Motivation: A number of omic technologies such as transcriptional profiling, proteomics, literature searches, genetic association, etc. help in the identification of sets of important genes. A subset of these genes may act in a coordinated manner, possibly because they are part of the same biological pathway. Interpreting such gene lists and relating them to pathways is a challenging task. Databases of biological relationships between thousands of mammalian genes can help in deciphering omics data. The relationships between genes can be assembled into a biological network with each protein as a node and each relationship as an edge between two proteins (or nodes). This network may then be searched for subnetworks consisting largely of interesting genes from the omics experiment. The subset of genes in the subnetwork along with the web of relationships between them helps to decipher the underlying pathways. Finding such subnetworks that maximally include all proteins from the query set but few others is the focus for this paper.

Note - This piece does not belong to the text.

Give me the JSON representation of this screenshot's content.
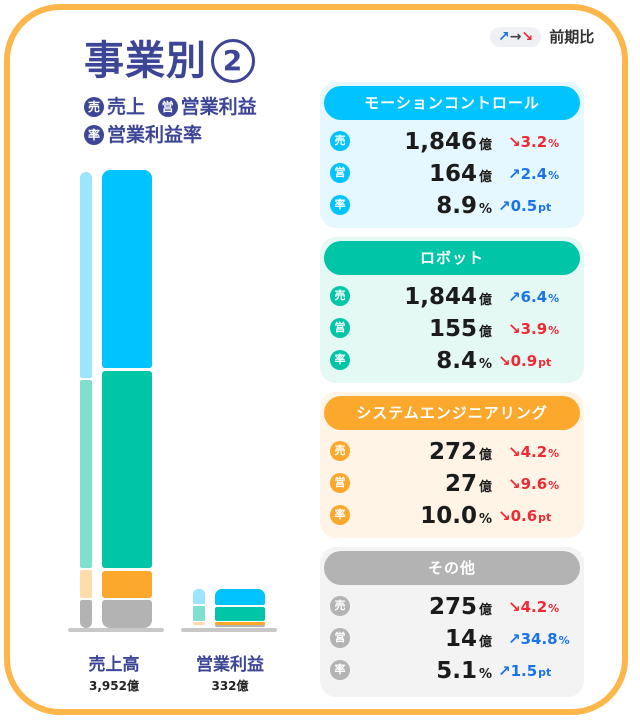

Results: We present a heuristic algorithm and a scoring function that work well both on simulated data and on data from known pathways. The scoring function is an extension of a previous study for a single biological experiment. We use a simple set of heuristics that provide a more efficient solution than the simulated annealing method. We find that our method works on reasonably complex curated networks containing ~9000 biological entities (genes and metabolites), and ~30 000 biological relationships. We also show that our method can pick up a pathway signal from a query list including a moderate number of genes unrelated to the pathway. In addition, we quantify the sensitivity and specificity of the technique.